He doesn't have family to watch with and his friends will all be at parties or working.

He goes anyway.

He arrives a couple of minutes early but the park is packed anyway, still he manages to find a good spot.

As he waits he watches the children dashing around the park, throwing glow sticks in the air. It's too early for sparklers, that comes later.

At exactly nine the first one is sent up into the sky, everyone jumps and swings their heads around to look at it, a moment of complete synchronisation, a gasp of surprise before the eyes light up and smile flit across faces.

In that moment he doesn't feel alone.

The fireworks continue, mostly small ones, littered with flashes of colour that slowly dance away on the wind.

It's the big ones that get he enjoys.

Not for the colour or the size, rather for the sound. A crack like thunder, rumbling through the sky and burying itself in his stomach, seconds after the lights burst open.

They get more elaborate as the night goes on, some twist in the sky in strings of gold; others fly high with no sign of stopping.

Some make a sound like a large object dropping as they fly upwards before bursting into an array of colours; to him it seems like falling in reverse.

The larger ones begin dropping pieces that explode into light to create new fireworks, slowly floating to the ground.

The wind stills, not that it was particularly noticeable before and now the flickers fall faster.

To him it looks like falling stars, and he finds it incredibly sad because they can only fly for a moment, only for a few seconds before they're falling and no one's paying attention anymore because a new one has already cracked open the sky, and it can't possibly be good enough to earn more than a second of attention.

The next one is large, he watches it after it explodes, counting.

One, two.

That's as far as he gets before another springs into the sky, dazzling the night for a moment.

But that moment passes too and the attention is diverted to the other fireworks.

This time the sky is lit with a group and it holds the audience's attention for a full fifteen seconds before fizzling out.

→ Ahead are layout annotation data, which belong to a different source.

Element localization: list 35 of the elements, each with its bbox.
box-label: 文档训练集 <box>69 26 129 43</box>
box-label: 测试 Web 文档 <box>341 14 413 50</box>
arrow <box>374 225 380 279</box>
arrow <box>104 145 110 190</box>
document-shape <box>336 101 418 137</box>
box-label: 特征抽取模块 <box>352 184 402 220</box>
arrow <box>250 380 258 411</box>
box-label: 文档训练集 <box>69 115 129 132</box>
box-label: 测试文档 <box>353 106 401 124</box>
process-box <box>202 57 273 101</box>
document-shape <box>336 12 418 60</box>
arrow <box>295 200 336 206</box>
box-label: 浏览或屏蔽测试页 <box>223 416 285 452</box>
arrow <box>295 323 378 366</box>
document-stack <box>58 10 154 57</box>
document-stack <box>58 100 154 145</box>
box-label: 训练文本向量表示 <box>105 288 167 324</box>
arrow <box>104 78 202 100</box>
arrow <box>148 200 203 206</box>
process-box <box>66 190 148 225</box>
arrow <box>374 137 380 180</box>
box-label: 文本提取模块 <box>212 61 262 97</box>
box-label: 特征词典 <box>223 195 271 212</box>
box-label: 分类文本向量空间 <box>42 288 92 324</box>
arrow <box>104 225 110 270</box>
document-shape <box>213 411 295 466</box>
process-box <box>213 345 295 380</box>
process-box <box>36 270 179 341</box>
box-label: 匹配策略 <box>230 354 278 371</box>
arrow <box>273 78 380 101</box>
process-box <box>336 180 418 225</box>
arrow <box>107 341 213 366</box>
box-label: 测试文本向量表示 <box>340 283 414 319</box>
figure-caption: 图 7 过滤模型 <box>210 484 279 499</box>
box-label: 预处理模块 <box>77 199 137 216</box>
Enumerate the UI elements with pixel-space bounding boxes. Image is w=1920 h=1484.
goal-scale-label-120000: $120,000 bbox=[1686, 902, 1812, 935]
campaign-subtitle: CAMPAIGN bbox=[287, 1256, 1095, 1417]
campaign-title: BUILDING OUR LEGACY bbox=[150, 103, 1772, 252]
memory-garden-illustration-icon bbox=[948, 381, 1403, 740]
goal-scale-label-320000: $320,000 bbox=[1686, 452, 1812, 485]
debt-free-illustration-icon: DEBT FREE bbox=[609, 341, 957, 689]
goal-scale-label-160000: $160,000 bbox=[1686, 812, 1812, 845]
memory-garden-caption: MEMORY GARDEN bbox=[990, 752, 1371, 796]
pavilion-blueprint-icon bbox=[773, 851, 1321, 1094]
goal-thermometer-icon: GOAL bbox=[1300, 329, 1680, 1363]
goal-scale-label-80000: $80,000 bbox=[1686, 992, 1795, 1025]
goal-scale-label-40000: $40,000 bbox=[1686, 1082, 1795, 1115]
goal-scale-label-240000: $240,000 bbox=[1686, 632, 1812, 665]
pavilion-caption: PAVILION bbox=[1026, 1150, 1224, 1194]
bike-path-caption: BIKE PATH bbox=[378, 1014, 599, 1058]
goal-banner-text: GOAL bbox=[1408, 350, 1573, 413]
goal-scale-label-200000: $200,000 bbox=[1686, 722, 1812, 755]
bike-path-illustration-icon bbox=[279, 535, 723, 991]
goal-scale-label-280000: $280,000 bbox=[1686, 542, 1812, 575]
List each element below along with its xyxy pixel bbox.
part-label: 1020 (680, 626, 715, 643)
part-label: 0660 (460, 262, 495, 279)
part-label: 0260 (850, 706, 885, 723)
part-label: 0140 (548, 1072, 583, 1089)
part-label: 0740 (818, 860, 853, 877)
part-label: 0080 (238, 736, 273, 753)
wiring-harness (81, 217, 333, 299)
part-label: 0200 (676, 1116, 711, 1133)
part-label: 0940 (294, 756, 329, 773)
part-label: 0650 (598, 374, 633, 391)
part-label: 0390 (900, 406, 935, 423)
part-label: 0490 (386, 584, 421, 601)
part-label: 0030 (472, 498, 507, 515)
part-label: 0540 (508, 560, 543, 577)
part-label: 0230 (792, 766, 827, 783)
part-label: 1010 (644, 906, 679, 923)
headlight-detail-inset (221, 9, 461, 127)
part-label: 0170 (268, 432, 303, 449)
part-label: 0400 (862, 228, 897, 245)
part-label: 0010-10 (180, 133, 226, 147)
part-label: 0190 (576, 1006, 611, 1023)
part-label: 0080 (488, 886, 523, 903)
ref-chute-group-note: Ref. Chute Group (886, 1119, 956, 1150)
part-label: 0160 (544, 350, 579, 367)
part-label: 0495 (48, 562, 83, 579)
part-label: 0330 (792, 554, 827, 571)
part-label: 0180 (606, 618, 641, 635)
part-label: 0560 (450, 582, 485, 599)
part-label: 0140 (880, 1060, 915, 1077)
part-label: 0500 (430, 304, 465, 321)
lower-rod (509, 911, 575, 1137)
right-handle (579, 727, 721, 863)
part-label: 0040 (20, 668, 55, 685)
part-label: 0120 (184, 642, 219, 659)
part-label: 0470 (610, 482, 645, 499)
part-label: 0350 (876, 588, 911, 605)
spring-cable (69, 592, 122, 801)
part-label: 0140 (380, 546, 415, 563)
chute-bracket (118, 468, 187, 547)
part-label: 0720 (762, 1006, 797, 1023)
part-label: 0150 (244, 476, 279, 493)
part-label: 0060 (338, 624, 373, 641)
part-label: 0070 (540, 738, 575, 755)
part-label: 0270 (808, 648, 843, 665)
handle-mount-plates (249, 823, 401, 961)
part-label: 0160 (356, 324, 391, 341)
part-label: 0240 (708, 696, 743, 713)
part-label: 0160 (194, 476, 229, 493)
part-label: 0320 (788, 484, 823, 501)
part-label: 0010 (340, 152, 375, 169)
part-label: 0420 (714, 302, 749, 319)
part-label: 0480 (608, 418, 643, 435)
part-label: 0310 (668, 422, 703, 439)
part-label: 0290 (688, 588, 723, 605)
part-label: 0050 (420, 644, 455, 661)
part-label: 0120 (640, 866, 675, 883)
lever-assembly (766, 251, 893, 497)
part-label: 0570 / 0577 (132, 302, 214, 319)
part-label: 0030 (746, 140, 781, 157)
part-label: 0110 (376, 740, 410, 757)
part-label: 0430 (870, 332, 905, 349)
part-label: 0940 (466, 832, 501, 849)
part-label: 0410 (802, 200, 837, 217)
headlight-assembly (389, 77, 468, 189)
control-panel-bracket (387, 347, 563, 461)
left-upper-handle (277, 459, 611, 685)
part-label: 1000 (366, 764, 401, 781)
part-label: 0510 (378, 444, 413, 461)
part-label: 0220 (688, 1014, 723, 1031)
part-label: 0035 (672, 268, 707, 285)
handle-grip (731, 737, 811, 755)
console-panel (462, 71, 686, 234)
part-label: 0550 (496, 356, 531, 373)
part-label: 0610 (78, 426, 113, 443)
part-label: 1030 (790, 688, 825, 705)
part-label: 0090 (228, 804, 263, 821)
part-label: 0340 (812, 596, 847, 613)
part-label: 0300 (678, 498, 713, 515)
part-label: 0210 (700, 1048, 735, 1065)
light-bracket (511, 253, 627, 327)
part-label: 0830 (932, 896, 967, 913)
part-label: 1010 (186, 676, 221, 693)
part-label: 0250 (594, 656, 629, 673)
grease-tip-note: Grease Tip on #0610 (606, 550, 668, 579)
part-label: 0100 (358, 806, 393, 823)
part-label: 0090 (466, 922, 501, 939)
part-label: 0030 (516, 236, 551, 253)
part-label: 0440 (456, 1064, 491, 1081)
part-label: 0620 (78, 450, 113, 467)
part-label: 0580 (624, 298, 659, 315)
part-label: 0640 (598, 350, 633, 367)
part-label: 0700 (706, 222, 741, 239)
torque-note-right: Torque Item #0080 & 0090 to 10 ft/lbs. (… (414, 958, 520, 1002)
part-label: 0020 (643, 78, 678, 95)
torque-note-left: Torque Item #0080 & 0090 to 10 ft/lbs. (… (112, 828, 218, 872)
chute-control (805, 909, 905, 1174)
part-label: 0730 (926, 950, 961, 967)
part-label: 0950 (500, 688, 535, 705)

It figures that the group would hold more attention than the loner. (Silently he wonders when it became about him)

The final firework is huge, it crackles away to almost nothing before the sparks alight themselves and rumble across the sky.

He stands and begins the trek home.

Its ten minutes before the echo of fireworks leaves his stomach and he stops seeing lights when he closes his eyes.

He sits for a moment in his apartment, just thinking.

He recalls the final firework, the finale. He recalls the build-up and recalls the audience clapping and cheering, maybe it was for the pyrotechnics crew. (But he has a feeling it was for the fireworks)

And he thinks that maybe he can be something more than what he is set to be.

He wonders how long he can hold the world's attention for.

The next day he buys a motorcycle and the second he's given his licence he starts counting.

Waking up from the Animus for the first time, he is still counting.

But it isn't until after he's escaped that he recalls the fireworks.

He doesn't forget the light or the sound and he doesn't stop counting.

Because he can be more, he plans to outshine the firework.

The part he always forgets, though, is the part when the individual lights begin to fall.

They look so much like falling stars.

And he feels so much like a fallen angel.

Because he can still feel her blood, dripping on his hands.

He can still see the life leaving her eyes.

He can still hear the gasp of surprise and pain as the mechanism clicks into place and he jams it into her stomach. (Some part of him wonders if it feels like fireworks)

When Clay sacrifices himself and he wakes up, he feels lonely.

He knows everyone, but he feels lonely.

It feels like sitting in that park, waiting for the show to begin and watching the families chatting and laughing.

He feels lonely, but he doesn't stop counting.

He won't stop counting until the day he dies.

A/N well… that was dark, I honestly didn't expect that when I started writing… in any case happy New Year.